Kemunculan AI tak dipungkiri membawa dampak positif bagi kehidupan. Namun, tidak dapat disangkal pula jika teknologi ini juga menimbulkan keresahan.
Penulis: Aisyah Nursyamsi
Editor: Willem Jonata
Laporan Wartawan Tribunnews.com, Aisyah Nursyamsi
TRIBUNNEWS.COM, JAKARTA - Pesatnya penggunaan kecerdasan buatan (artificial intelligence/AI) kini tersebar luas di berbagai sektor dan aplikasi.
Kemunculan AI tidak dipungkiri membawa dampak yang positif bagi kehidupan. Namun, tidak dapat disangkal pula jika teknologi ini juga menimbulkan keresahan.
Pekerjaan yang digeluti manusia seperti menulis hingga pekerja seni seperti membuat ilustrator dan desain disebut-sebut dapat tergantikan dengan AI.

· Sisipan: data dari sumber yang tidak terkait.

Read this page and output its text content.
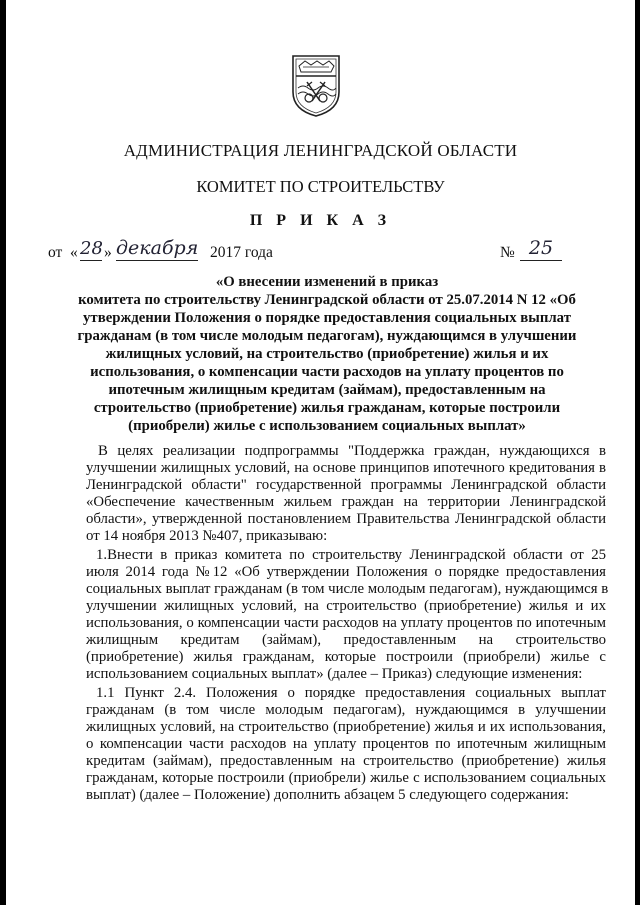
АДМИНИСТРАЦИЯ ЛЕНИНГРАДСКОЙ ОБЛАСТИ
КОМИТЕТ ПО СТРОИТЕЛЬСТВУ
П Р И К А З
от « 28 » декабря 2017 года	№ 25
«О внесении изменений в приказ
комитета по строительству Ленинградской области от 25.07.2014 N 12 «Об
утверждении Положения о порядке предоставления социальных выплат
гражданам (в том числе молодым педагогам), нуждающимся в улучшении
жилищных условий, на строительство (приобретение) жилья и их
использования, о компенсации части расходов на уплату процентов по
ипотечным жилищным кредитам (займам), предоставленным на
строительство (приобретение) жилья гражданам, которые построили
(приобрели) жилье с использованием социальных выплат»
В целях реализации подпрограммы "Поддержка граждан, нуждающихся в
улучшении жилищных условий, на основе принципов ипотечного кредитования в
Ленинградской области" государственной программы Ленинградской области
«Обеспечение качественным жильем граждан на территории Ленинградской
области», утвержденной постановлением Правительства Ленинградской области
от 14 ноября 2013 №407, приказываю:
1.Внести в приказ комитета по строительству Ленинградской области от 25
июля 2014 года №12 «Об утверждении Положения о порядке предоставления
социальных выплат гражданам (в том числе молодым педагогам), нуждающимся в
улучшении жилищных условий, на строительство (приобретение) жилья и их
использования, о компенсации части расходов на уплату процентов по ипотечным
жилищным кредитам (займам), предоставленным на строительство
(приобретение) жилья гражданам, которые построили (приобрели) жилье с
использованием социальных выплат» (далее – Приказ) следующие изменения:
1.1 Пункт 2.4. Положения о порядке предоставления социальных выплат
гражданам (в том числе молодым педагогам), нуждающимся в улучшении
жилищных условий, на строительство (приобретение) жилья и их использования,
о компенсации части расходов на уплату процентов по ипотечным жилищным
кредитам (займам), предоставленным на строительство (приобретение) жилья
гражданам, которые построили (приобрели) жилье с использованием социальных
выплат) (далее – Положение) дополнить абзацем 5 следующего содержания:
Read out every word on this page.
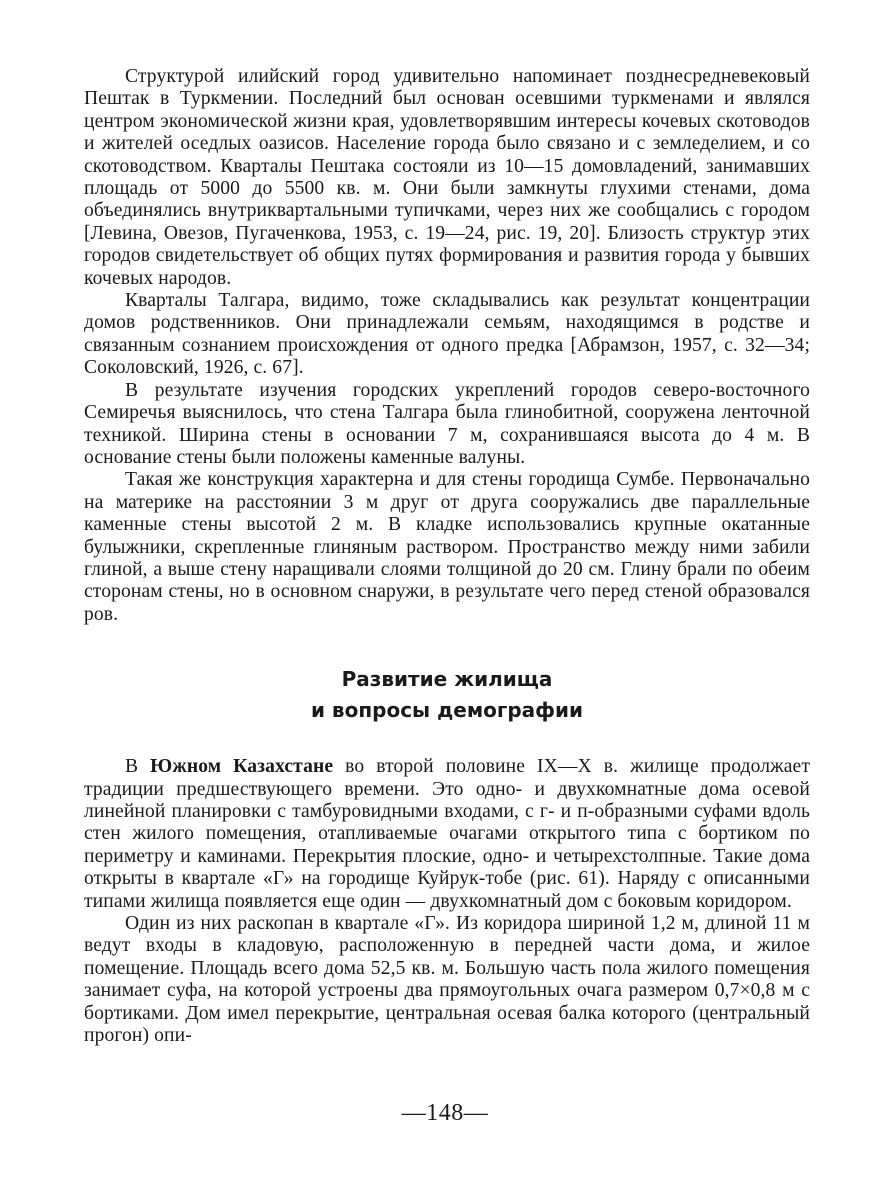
Структурой илийский город удивительно напоминает позднесредневековый Пештак в Туркмении. Последний был основан осевшими туркменами и являлся центром экономической жизни края, удовлетворявшим интересы кочевых скотоводов и жителей оседлых оазисов. Население города было связано и с земледелием, и со скотоводством. Кварталы Пештака состояли из 10—15 домовладений, занимавших площадь от 5000 до 5500 кв. м. Они были замкнуты глухими стенами, дома объединялись внутриквартальными тупичками, через них же сообщались с городом [Левина, Овезов, Пугаченкова, 1953, с. 19—24, рис. 19, 20]. Близость структур этих городов свидетельствует об общих путях формирования и развития города у бывших кочевых народов.

Кварталы Талгара, видимо, тоже складывались как результат концентрации домов родственников. Они принадлежали семьям, находящимся в родстве и связанным сознанием происхождения от одного предка [Абрамзон, 1957, с. 32—34; Соколовский, 1926, с. 67].

В результате изучения городских укреплений городов северо-восточного Семиречья выяснилось, что стена Талгара была глинобитной, сооружена ленточной техникой. Ширина стены в основании 7 м, сохранившаяся высота до 4 м. В основание стены были положены каменные валуны.

Такая же конструкция характерна и для стены городища Сумбе. Первоначально на материке на расстоянии 3 м друг от друга сооружались две параллельные каменные стены высотой 2 м. В кладке использовались крупные окатанные булыжники, скрепленные глиняным раствором. Пространство между ними забили глиной, а выше стену наращивали слоями толщиной до 20 см. Глину брали по обеим сторонам стены, но в основном снаружи, в результате чего перед стеной образовался ров.

Развитие жилища
и вопросы демографии

В Южном Казахстане во второй половине IX—X в. жилище продолжает традиции предшествующего времени. Это одно- и двухкомнатные дома осевой линейной планировки с тамбуровидными входами, с г- и п-образными суфами вдоль стен жилого помещения, отапливаемые очагами открытого типа с бортиком по периметру и каминами. Перекрытия плоские, одно- и четырехстолпные. Такие дома открыты в квартале «Г» на городище Куйрук-тобе (рис. 61). Наряду с описанными типами жилища появляется еще один — двухкомнатный дом с боковым коридором.

Один из них раскопан в квартале «Г». Из коридора шириной 1,2 м, длиной 11 м ведут входы в кладовую, расположенную в передней части дома, и жилое помещение. Площадь всего дома 52,5 кв. м. Большую часть пола жилого помещения занимает суфа, на которой устроены два прямоугольных очага размером 0,7×0,8 м с бортиками. Дом имел перекрытие, центральная осевая балка которого (центральный прогон) опи-

—148—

Ketua Pelaksana Pameran Sampul Manusia sekaligus editorial Gramedia Pustaka Utama (GPU) Mirna Yulistiati pun bagikan pandangan terkait hal ini.

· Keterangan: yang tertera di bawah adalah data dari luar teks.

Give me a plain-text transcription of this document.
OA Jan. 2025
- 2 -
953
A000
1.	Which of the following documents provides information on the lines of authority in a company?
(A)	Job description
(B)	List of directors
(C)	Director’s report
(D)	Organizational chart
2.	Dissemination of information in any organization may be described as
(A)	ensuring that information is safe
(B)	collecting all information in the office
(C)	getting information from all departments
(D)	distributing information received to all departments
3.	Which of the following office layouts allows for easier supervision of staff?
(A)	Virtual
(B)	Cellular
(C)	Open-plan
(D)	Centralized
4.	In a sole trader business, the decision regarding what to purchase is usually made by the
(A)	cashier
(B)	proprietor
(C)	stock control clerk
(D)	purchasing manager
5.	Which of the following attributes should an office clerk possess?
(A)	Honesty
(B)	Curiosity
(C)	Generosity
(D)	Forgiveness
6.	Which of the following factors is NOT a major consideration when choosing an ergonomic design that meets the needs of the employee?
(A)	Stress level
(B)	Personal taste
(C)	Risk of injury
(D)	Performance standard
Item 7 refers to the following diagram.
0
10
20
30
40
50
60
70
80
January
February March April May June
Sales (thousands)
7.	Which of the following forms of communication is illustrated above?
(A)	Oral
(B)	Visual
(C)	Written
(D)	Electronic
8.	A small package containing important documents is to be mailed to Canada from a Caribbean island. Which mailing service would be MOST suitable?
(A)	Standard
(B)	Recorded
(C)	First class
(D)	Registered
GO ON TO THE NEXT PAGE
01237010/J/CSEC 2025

Menurutnya keresahan yang muncul tidak hanya soal apakah pekerjaan seni dapat tergantikan.
Keresahan juga muncul dari sisi etika teknologi tersebut.
Proses AI menghasilkan sebuah karya adalah dengan mengambil data-data yang sudah ada di google.
Baca juga: Teknologi AI Mengancam Peradaban Manusia, Begini Upaya Mitigasi Pemerintah
"Mengambil data dengan tidak izin. Dari data dikumpulkan dikombinasi, lalu dijual di beberapa platform," ungkapnya pada pameran Sampul Manusia yang menampilkan 1.000 sampul terbitan GPU di Jakarta, Rabu (27/3/2024).
Tidak dapat dipungkiri jika penggunaan AI sangat efesien, mudah dan murah. Bahkan dalam hitungan menit, sebuah ilustrasi bisa dihasilkan.
Berbeda dengan illustrator yang butuh waktu dalam memikirkan konsep.
Selain itu, illustrator juga mencurahkan mencurahkan hati, cinta dan air mata unti dunia yang begitu dicintai.
Namun sampai saat ini, menurut Marni masih ada yang tidak dapat diganti oleh AI.
"Tetapi menurut saya penggunaan air tidak bertanggungjawab dari sisi bias. AI belum bisa hati-hati menampilkan warna kulit, ras, gender," imbuhnya.